By the way, here is a true anecdote that may amuse you.

When McAtee and his crew had to bid a sad adieu to Old Crow on the Libyan Desert, after Wiener Neustadt had taken its toll, another A/C was patched up for the return trip to England. Mac came by the tent and asked if anyone wanted to take a ride to cool off. He was going to test hop the replacement aircraft. Jack Edwards and myself, bored with the grasshoppers and red dust, took him up on the offer. We climbed in the back and were soon airborne. Suddenly, I began to see flecks of gold dust in the air. Jack and I looked at each other with mutual recognition of the problem. A burst sea marker lying on the deck was filling the air with dye dust. We headed for the flight deck but by that time we resembled the gold dust twins. We were covered with the stuff. The more we rubbed it, the more it spread. I took weeks to get that oily marker dye completely removed form our arms, face and particularly our hair.

Wish I could help more. Best wishes and good luck on your research. Mark

World War II
Memories and Biography

(Taken from a letter to Will Lundy)

Pueblo, Colorado

February 19, 1992

Dear Will:

Thanks for the copies of the formations of 13 November 1943 and 20 February 1944.

I am enclosing exact duplicates (copies) of all of my IFR's May, 1943 through February 1944. Also another copy of my combat crew record. I think I sent one page in my last letter, but just to get the two records together showing Purdy as pilot of A/C No. 153 for sortie No. 179, February 20,1944 mission, I am including it. That, by the way, was my last combat mission and I recall it very well.

I flew with Purdy. Also note that the flight times match perfectly on both records. I have no means of checking for A/C No. except the enclosed IFR. I hope this helps to clear that. (Maybe it will only add more confusion. Ha!). As an aside, and another curiosity to me, we had P-38 escorts. I noticed the 38s coming right into the formation. Curious, I switched to VHF. The fighter group and the bomber group leaders were arguing: The B-24 leader wanted the P_-38s in close, the P-38 leader, of course, didn't agree. He finally pulled the P-38s in very, very, very close and said, "Is that close enough."

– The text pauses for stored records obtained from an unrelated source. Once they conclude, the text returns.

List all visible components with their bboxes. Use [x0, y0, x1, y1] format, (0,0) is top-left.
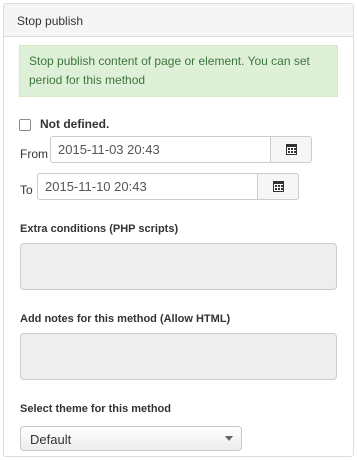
from-calendar-button[interactable] — [270, 136, 312, 163]
panel-title: Stop publish — [17, 14, 84, 28]
calendar-icon — [273, 181, 284, 192]
notes-textarea[interactable] — [20, 333, 337, 380]
to-calendar-button[interactable] — [257, 173, 299, 200]
panel-header: Stop publish — [4, 4, 353, 37]
to-label: To — [20, 183, 33, 197]
from-date-input[interactable]: 2015-11-03 20:43 — [50, 136, 271, 163]
theme-label: Select theme for this method — [20, 403, 171, 415]
theme-select[interactable]: Default — [20, 426, 242, 451]
to-date-input[interactable]: 2015-11-10 20:43 — [37, 173, 258, 200]
from-label: From — [20, 147, 48, 161]
info-alert: Stop publish content of page or element.… — [19, 45, 338, 97]
notes-label: Add notes for this method (Allow HTML) — [20, 313, 231, 325]
not-defined-checkbox[interactable] — [19, 119, 31, 131]
stop-publish-panel: Stop publish Stop publish content of pag… — [3, 3, 354, 457]
extra-conditions-textarea[interactable] — [20, 243, 337, 290]
calendar-icon — [286, 144, 297, 155]
theme-select-value: Default — [30, 432, 72, 447]
chevron-down-icon — [225, 436, 233, 441]
extra-conditions-label: Extra conditions (PHP scripts) — [20, 223, 179, 235]
not-defined-label[interactable]: Not defined. — [40, 117, 109, 131]
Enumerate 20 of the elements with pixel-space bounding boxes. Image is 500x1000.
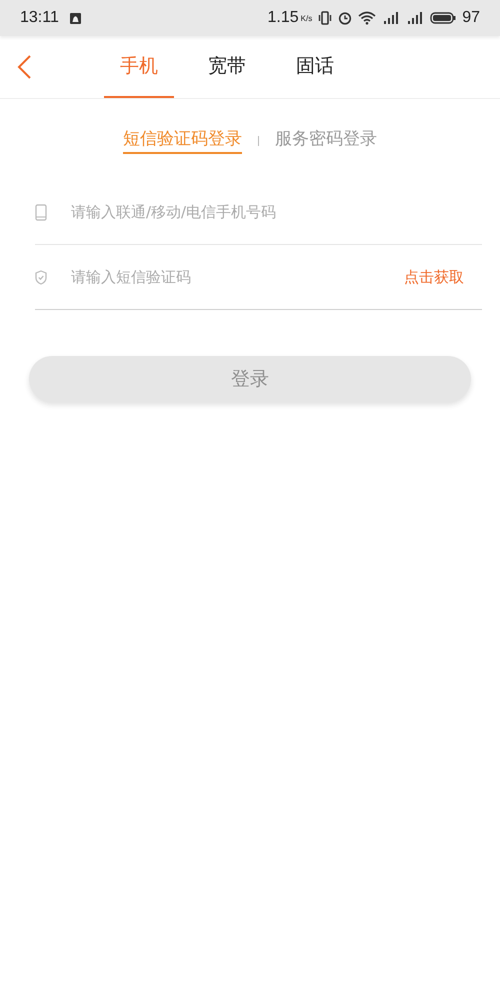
get-code-link[interactable]: 点击获取: [404, 268, 464, 286]
tab[interactable]: 宽带: [192, 36, 262, 98]
notification-icon: [68, 12, 82, 24]
vibrate-icon: [318, 11, 332, 25]
tab[interactable]: 手机: [104, 36, 174, 98]
back-icon[interactable]: [16, 54, 32, 80]
login-mode-tab[interactable]: 短信验证码登录: [123, 127, 242, 154]
wifi-icon: [358, 11, 376, 25]
tab[interactable]: 固话: [280, 36, 350, 98]
battery-icon: [430, 12, 456, 24]
shield-icon: [35, 270, 47, 284]
phone-icon: [35, 204, 47, 220]
alarm-icon: [338, 11, 352, 25]
status-time: 13:11: [20, 9, 59, 27]
login-mode-tab[interactable]: 服务密码登录: [275, 127, 377, 154]
battery-level: 97: [462, 9, 480, 27]
network-speed: 1.15: [268, 9, 299, 27]
speed-unit: K/s: [300, 14, 312, 22]
signal-icon: [406, 11, 424, 25]
signal-icon: [382, 11, 400, 25]
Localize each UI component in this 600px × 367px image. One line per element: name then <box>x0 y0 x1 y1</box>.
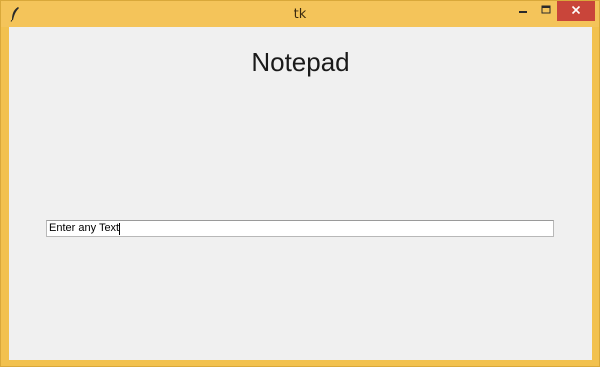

"Fine" was the answer. They stayed there until fighters were sighted coming up through a hole in the clouds about 20 miles away, then they went for altitude. I heard later that that was the B-24 leaders 25th mission and he was nervous. True or not, it made a good story and was fine with me at the time. I Know one thing for sure, he was no more nervous than I was!

I didn't even know I had the above-mentioned records until about five years ago when I stumbled upon them in with old letters. I was surprised, upon noticing that there was no S-2 verification initials.